I think it's six of one and half a dozen of the other -- an
implementation detail as to which is based on which. If the point is
that both representations should represent the same information in the
same structure then I agree.


> Yes, this is really to answer the point in mobileOK about giving maximum
> possible info to developer. i.e. to try to prevent them fixing problem
> 1, rechecking, fixing problem 2, rechecking and so on. It will be
> imperfect whatever we do, of course.

I agree. I suppose I'd like to introduce this functionality as an
explicit option -- lenient or strict mode with a default to strict? --
to avoid confusion about what the outcome really is.


> Sorry, I did not mean parameters. I meant headers, as you correctly
> inferred.
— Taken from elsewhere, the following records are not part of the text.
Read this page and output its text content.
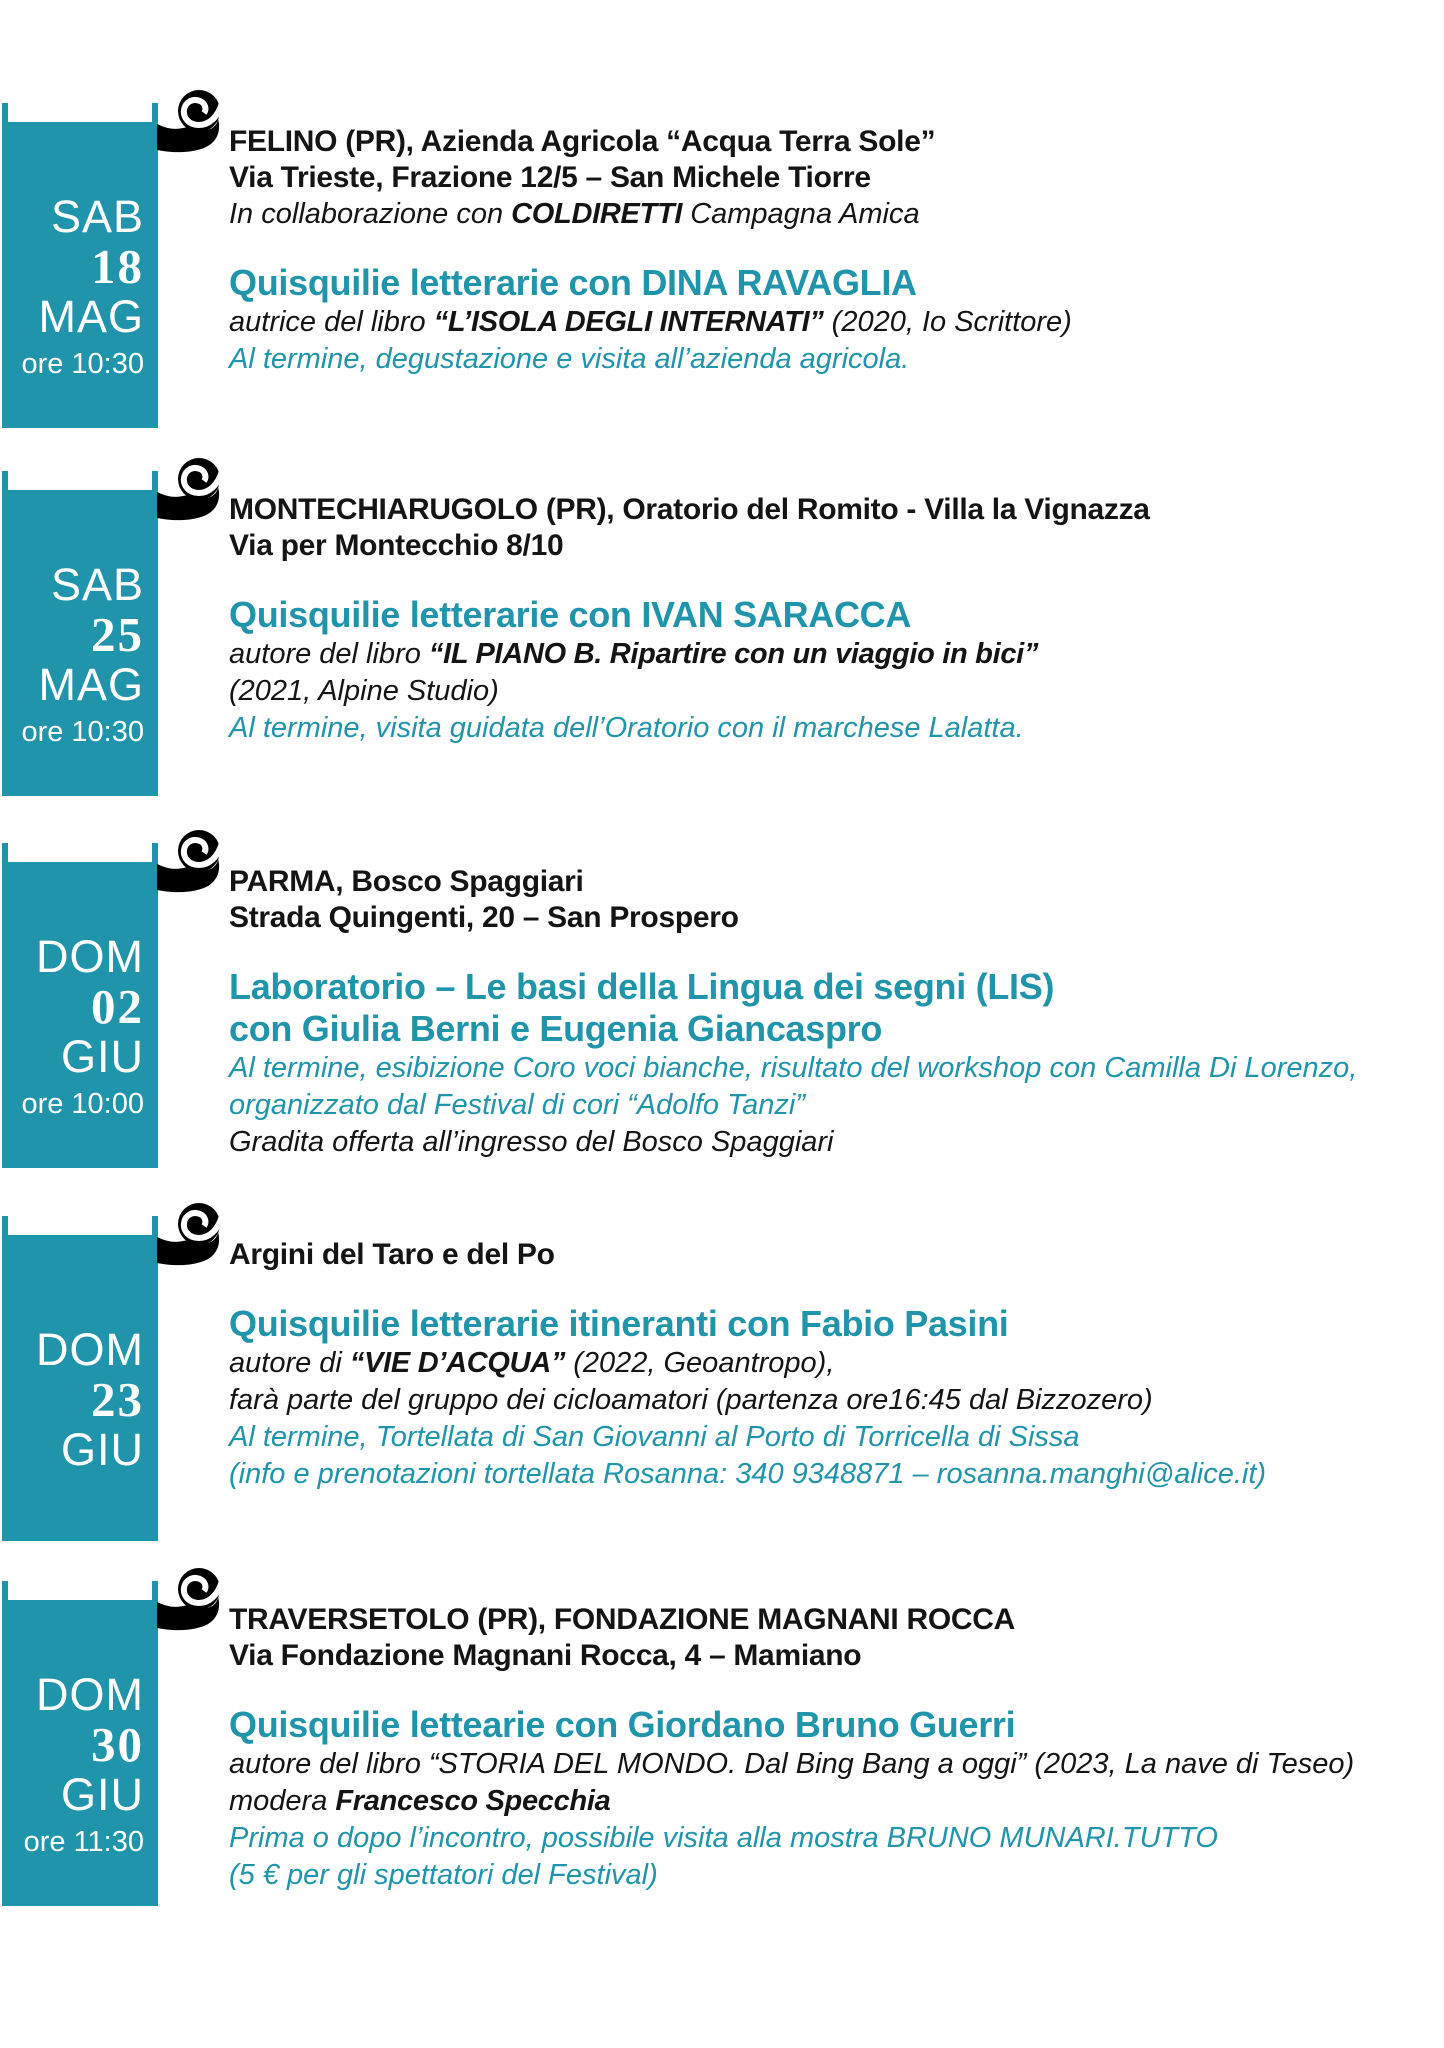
SAB
18
MAG
ore 10:30
FELINO (PR), Azienda Agricola “Acqua Terra Sole”
Via Trieste, Frazione 12/5 – San Michele Tiorre
In collaborazione con COLDIRETTI Campagna Amica
Quisquilie letterarie con DINA RAVAGLIA
autrice del libro “L’ISOLA DEGLI INTERNATI” (2020, Io Scrittore)
Al termine, degustazione e visita all’azienda agricola.
SAB
25
MAG
ore 10:30
MONTECHIARUGOLO (PR), Oratorio del Romito - Villa la Vignazza
Via per Montecchio 8/10
Quisquilie letterarie con IVAN SARACCA
autore del libro “IL PIANO B. Ripartire con un viaggio in bici”
(2021, Alpine Studio)
Al termine, visita guidata dell’Oratorio con il marchese Lalatta.
DOM
02
GIU
ore 10:00
PARMA, Bosco Spaggiari
Strada Quingenti, 20 – San Prospero
Laboratorio – Le basi della Lingua dei segni (LIS)
con Giulia Berni e Eugenia Giancaspro
Al termine, esibizione Coro voci bianche, risultato del workshop con Camilla Di Lorenzo,
organizzato dal Festival di cori “Adolfo Tanzi”
Gradita offerta all’ingresso del Bosco Spaggiari
DOM
23
GIU
Argini del Taro e del Po
Quisquilie letterarie itineranti con Fabio Pasini
autore di “VIE D’ACQUA” (2022, Geoantropo),
farà parte del gruppo dei cicloamatori (partenza ore16:45 dal Bizzozero)
Al termine, Tortellata di San Giovanni al Porto di Torricella di Sissa
(info e prenotazioni tortellata Rosanna: 340 9348871 – rosanna.manghi@alice.it)
DOM
30
GIU
ore 11:30
TRAVERSETOLO (PR), FONDAZIONE MAGNANI ROCCA
Via Fondazione Magnani Rocca, 4 – Mamiano
Quisquilie lettearie con Giordano Bruno Guerri
autore del libro “STORIA DEL MONDO. Dal Bing Bang a oggi” (2023, La nave di Teseo)
modera Francesco Specchia
Prima o dopo l’incontro, possibile visita alla mostra BRUNO MUNARI.TUTTO
(5 € per gli spettatori del Festival)
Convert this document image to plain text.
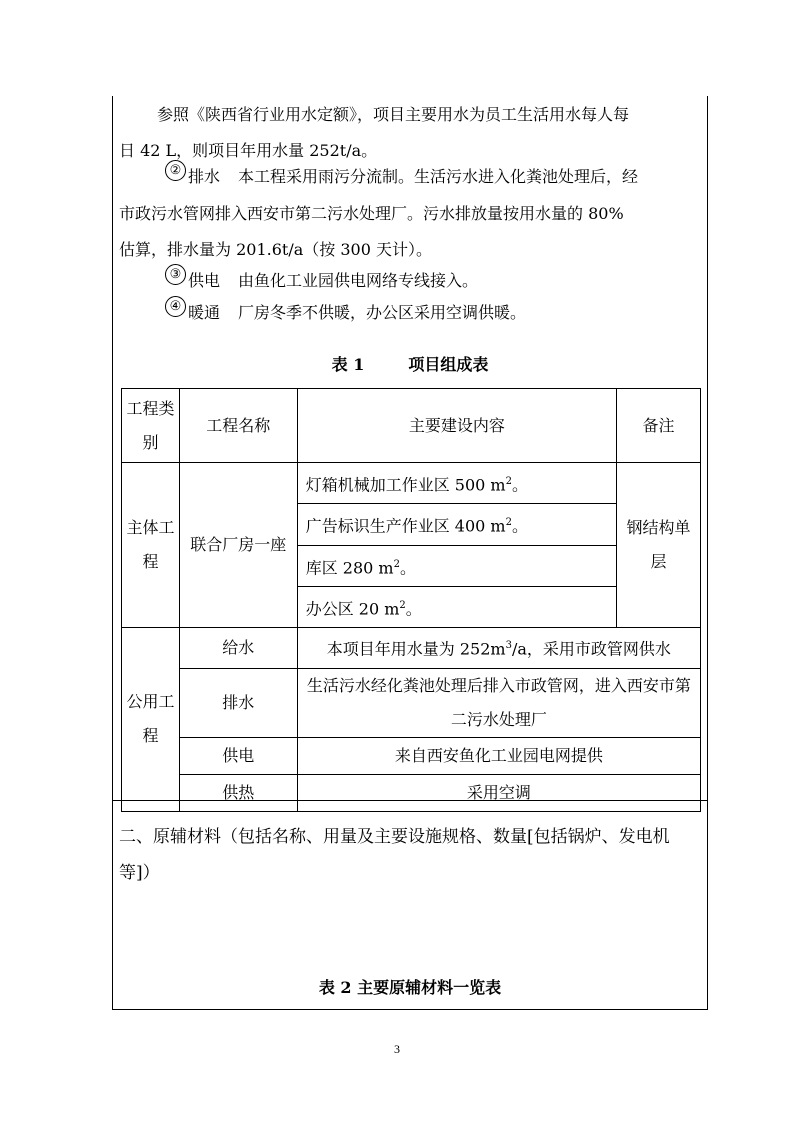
参照《陕西省行业用水定额》，项目主要用水为员工生活用水每人每
日 42 L，则项目年用水量 252t/a。
② 排水 本工程采用雨污分流制。生活污水进入化粪池处理后，经
市政污水管网排入西安市第二污水处理厂。污水排放量按用水量的 80%
估算，排水量为 201.6t/a（按 300 天计）。
③ 供电 由鱼化工业园供电网络专线接入。
④ 暖通 厂房冬季不供暖，办公区采用空调供暖。
表 1	项目组成表
工程类别	工程名称	主要建设内容	备注
主体工程	联合厂房一座	灯箱机械加工作业区 500 $m^2$。	钢结构单层
		广告标识生产作业区 400 $m^2$。	
		库区 280 $m^2$。	
		办公区 20 $m^2$。	
公用工程	给水	本项目年用水量为 $252m^3/a$，采用市政管网供水	
	排水	生活污水经化粪池处理后排入市政管网，进入西安市第二污水处理厂	
	供电	来自西安鱼化工业园电网提供	
	供热	采用空调	
二、原辅材料（包括名称、用量及主要设施规格、数量[包括锅炉、发电机等]）
表 2 主要原辅材料一览表
3
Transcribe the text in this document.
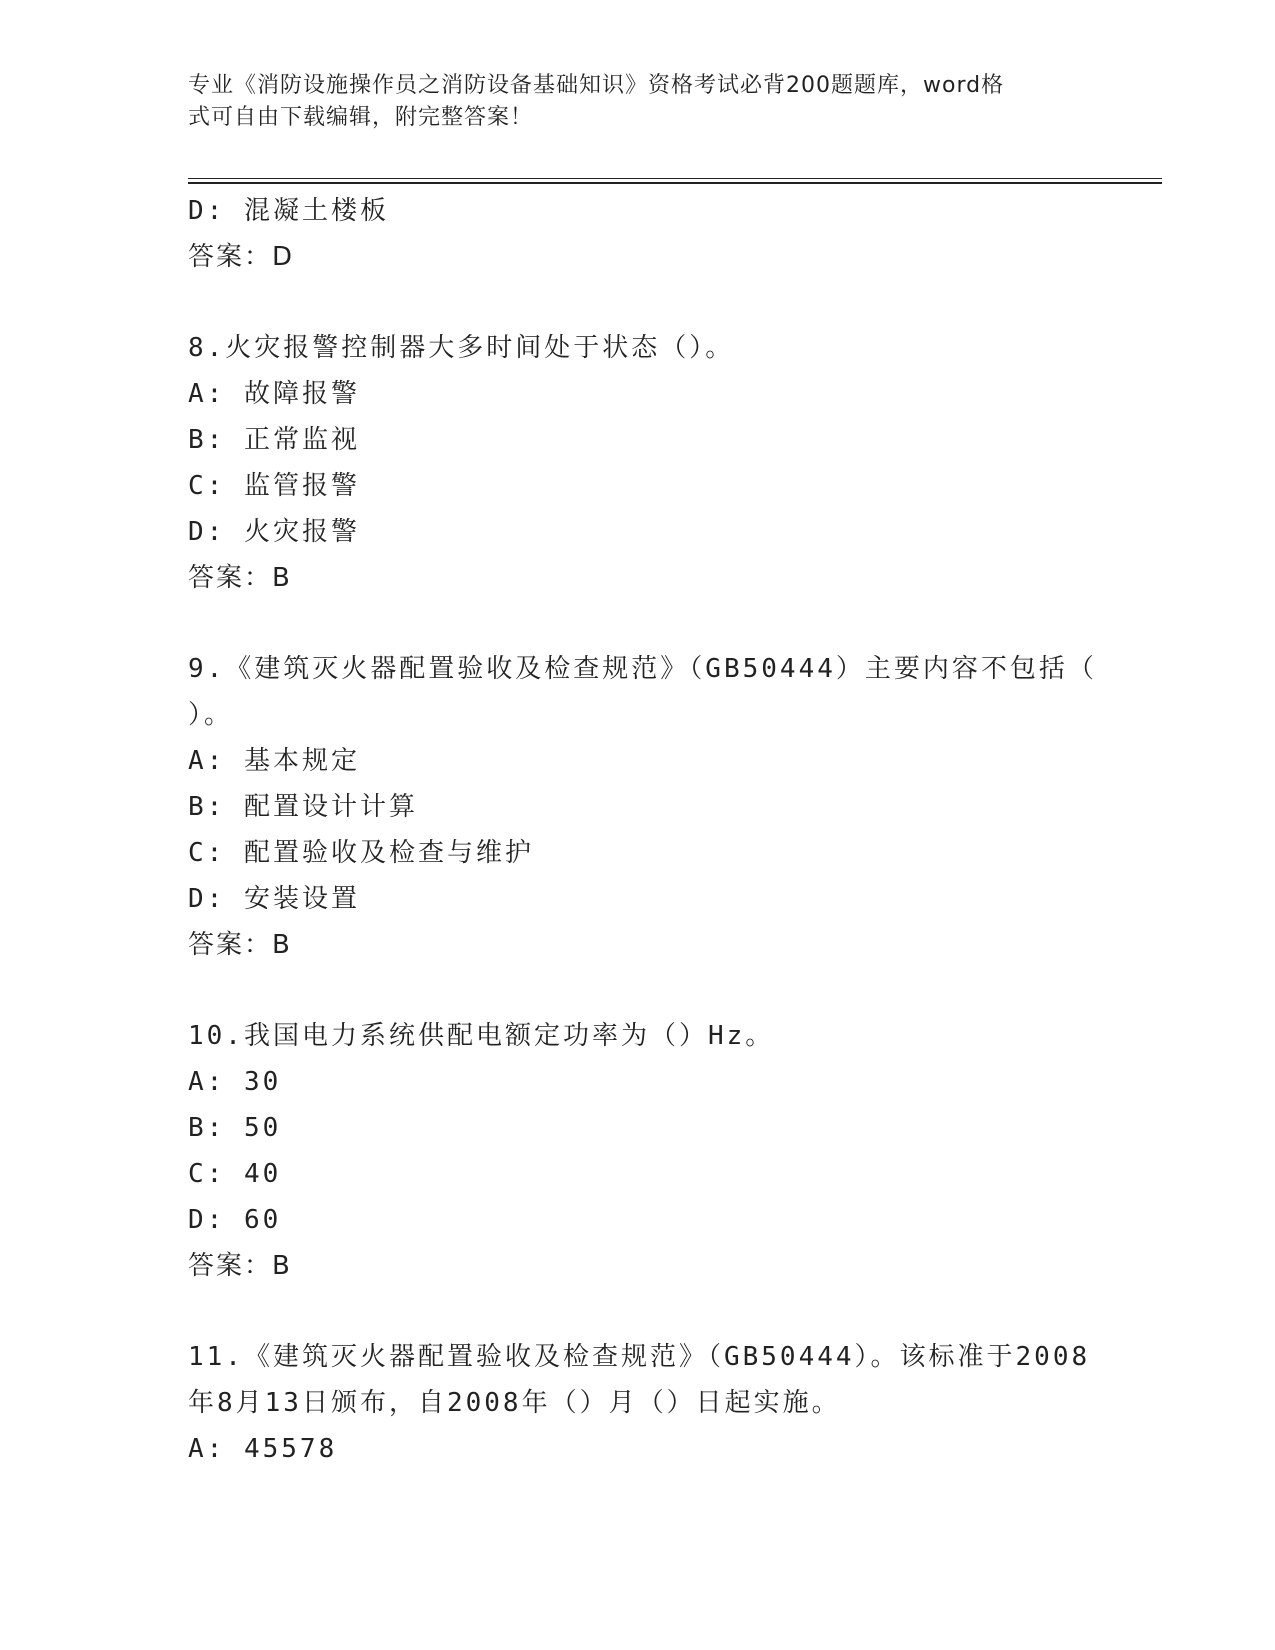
专业《消防设施操作员之消防设备基础知识》资格考试必背200题题库，word格
式可自由下载编辑，附完整答案！
D: 混凝土楼板
答案：D
8.火灾报警控制器大多时间处于状态（）。
A: 故障报警
B: 正常监视
C: 监管报警
D: 火灾报警
答案：B
9.《建筑灭火器配置验收及检查规范》（GB50444）主要内容不包括（
）。
A: 基本规定
B: 配置设计计算
C: 配置验收及检查与维护
D: 安装设置
答案：B
10.我国电力系统供配电额定功率为（）Hz。
A: 30
B: 50
C: 40
D: 60
答案：B
11.《建筑灭火器配置验收及检查规范》（GB50444）。该标准于2008
年8月13日颁布，自2008年（）月（）日起实施。
A: 45578
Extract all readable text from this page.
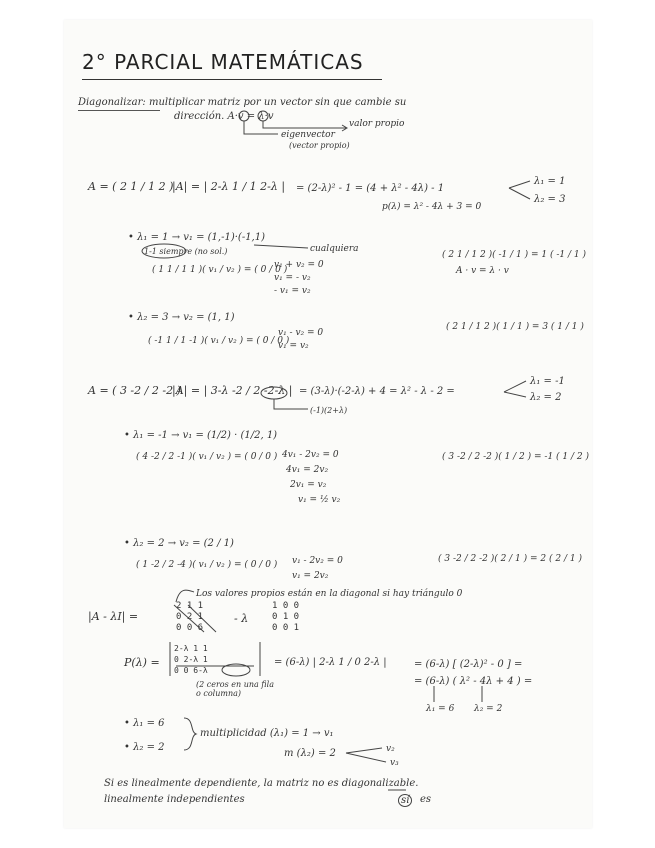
2° PARCIAL MATEMÁTICAS
Diagonalizar: multiplicar matriz por un vector sin que cambie su
dirección. A·v = λ·v
valor propio
eigenvector
(vector propio)
A = ( 2 1 / 1 2 )
|A| = | 2-λ 1 / 1 2-λ | = (2-λ)² - 1 = (4 + λ² - 4λ) - 1
p(λ) = λ² - 4λ + 3 = 0
λ₁ = 1
λ₂ = 3
• λ₁ = 1 → v₁ = (1,-1)·(-1,1)
cualquiera
1-1 siempre (no sol.)
( 1 1 / 1 1 )( v₁ / v₂ ) = ( 0 / 0 )
v₁ + v₂ = 0
v₁ = - v₂
- v₁ = v₂
( 2 1 / 1 2 )( -1 / 1 ) = 1 ( -1 / 1 )
A · v = λ · v
• λ₂ = 3 → v₂ = (1, 1)
( -1 1 / 1 -1 )( v₁ / v₂ ) = ( 0 / 0 )
v₁ - v₂ = 0
v₁ = v₂
( 2 1 / 1 2 )( 1 / 1 ) = 3 ( 1 / 1 )
A = ( 3 -2 / 2 -2 )
|A| = | 3-λ -2 / 2 -2-λ | = (3-λ)·(-2-λ) + 4 = λ² - λ - 2 =
(-1)(2+λ)
λ₁ = -1
λ₂ = 2
• λ₁ = -1 → v₁ = (1/2) · (1/2, 1)
( 4 -2 / 2 -1 )( v₁ / v₂ ) = ( 0 / 0 ) 4v₁ - 2v₂ = 0
4v₁ = 2v₂
2v₁ = v₂
v₁ = ½ v₂
( 3 -2 / 2 -2 )( 1 / 2 ) = -1 ( 1 / 2 )
• λ₂ = 2 → v₂ = (2 / 1)
( 1 -2 / 2 -4 )( v₁ / v₂ ) = ( 0 / 0 ) v₁ - 2v₂ = 0
v₁ = 2v₂
( 3 -2 / 2 -2 )( 2 / 1 ) = 2 ( 2 / 1 )
Los valores propios están en la diagonal si hay triángulo 0
|A - λI| =
2 1 1
0 2 1
0 0 6
- λ
1 0 0
0 1 0
0 0 1
P(λ) =
2-λ 1 1
0 2-λ 1
0 0 6-λ
(2 ceros en una fila o columna)
= (6-λ) | 2-λ 1 / 0 2-λ |	= (6-λ) [ (2-λ)² - 0 ] =
= (6-λ) ( λ² - 4λ + 4 ) =
λ₁ = 6 λ₂ = 2
• λ₁ = 6
• λ₂ = 2
multiplicidad (λ₁) = 1 → v₁
m (λ₂) = 2	v₂
v₃
Si es linealmente dependiente, la matriz no es diagonalizable.
linealmente independientes	sí	es
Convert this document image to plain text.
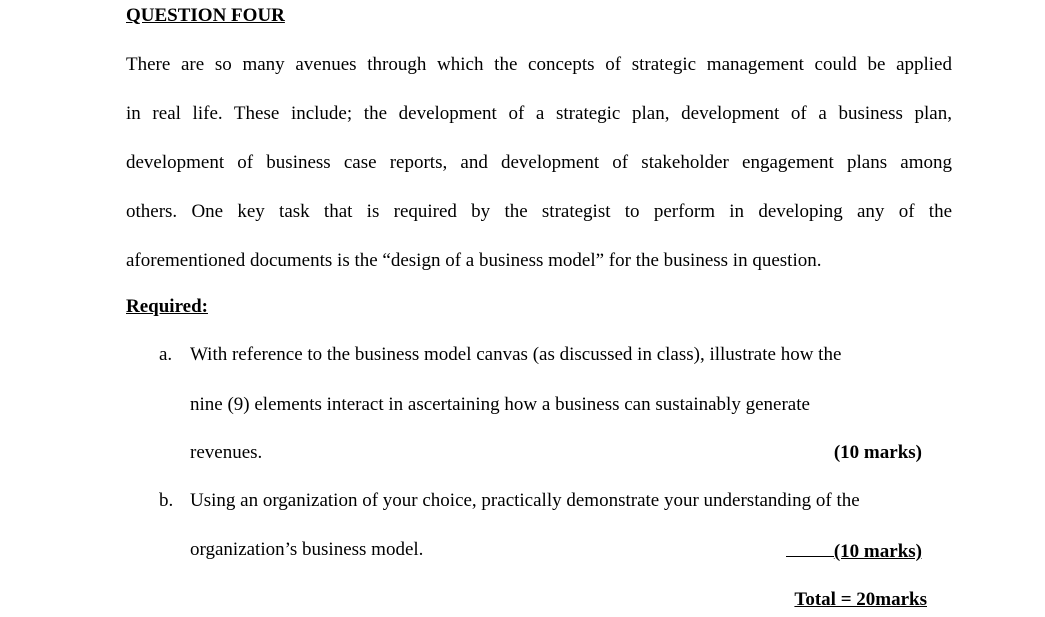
QUESTION FOUR
There are so many avenues through which the concepts of strategic management could be applied
in real life. These include; the development of a strategic plan, development of a business plan,
development of business case reports, and development of stakeholder engagement plans among
others. One key task that is required by the strategist to perform in developing any of the
aforementioned documents is the “design of a business model” for the business in question.
Required:
a. With reference to the business model canvas (as discussed in class), illustrate how the
nine (9) elements interact in ascertaining how a business can sustainably generate
revenues.	(10 marks)
b. Using an organization of your choice, practically demonstrate your understanding of the
organization’s business model.	(10 marks)
Total = 20marks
My point is that it makes post-processing easier if you always
> report Content-Type as that and not as content-type if that is what the
> server actually returned.
>
> Equally, if we are to use HTTP-in-RDF then we'd want to know what had
> been transformed in order to arrive at the processed RDF representation.

Ah OK. I agree. One should know about the before-and-after form for
normalizations that may have a non-trivial effect. One way is include
both the complete original body and headers in the output in some way.

If the only info we're losing is case in header names (and they aren't
case sensitive, right?) then maybe including the original HTTP headers
is unnecessary. Maybe there are other possible normalizations I'm not
aware of.


> > Yes, well I thought the idea is that the implementation should
> > externalize enough information that external entities can reuse that
> > information to write more tests. I don't imagine one would extend the
> > implementation by actually modifying it.
> >
> Well that would be one way of meeting the requirement :-)

Requirement met then, check.

> > What does this mean, just that there needs to be some configurable
> > behavior? I agree though want to be careful that a PASS means
> > something clear -- not "PASS, but if you set this option" but
> > deifnitely "PASS"
>
> PASS is always conditional on the processing you have done. If you use
> 'ropey-old-validator-that-barfs-on-the-wrong-stuff' then you have a
> different meaning of PASS than if you use
> 'industry-standard-and-most-up-to-date-validator'. So I think this is
> why the validation steps need to be named, reported on and open to
> configuration.

I'm still not convinced on this one --

True, and this is why this implementation and all it depends on are
hopefully bug-free. If an implementation has a bug vis-a-vis the spec,
it needs to be fixed. Fixing it by letting someone swap it out on
their own is less than ideal.

If two implementations differ but neither is clearly wrong, one
consults the reference implementation if it's important. So I think
that using the reference parser is a good place to start -- the W3C
one? but again letting you pick your reference implementation parser
is letting you mix your own reference implementation of mobileOK, and
I feel it's important to have One Clear Reference Implementation.
Otherwise you have "mobileOK-based-on-Xerces" and
"mobileOK-based-on-W3C-parser" and permutations thereof.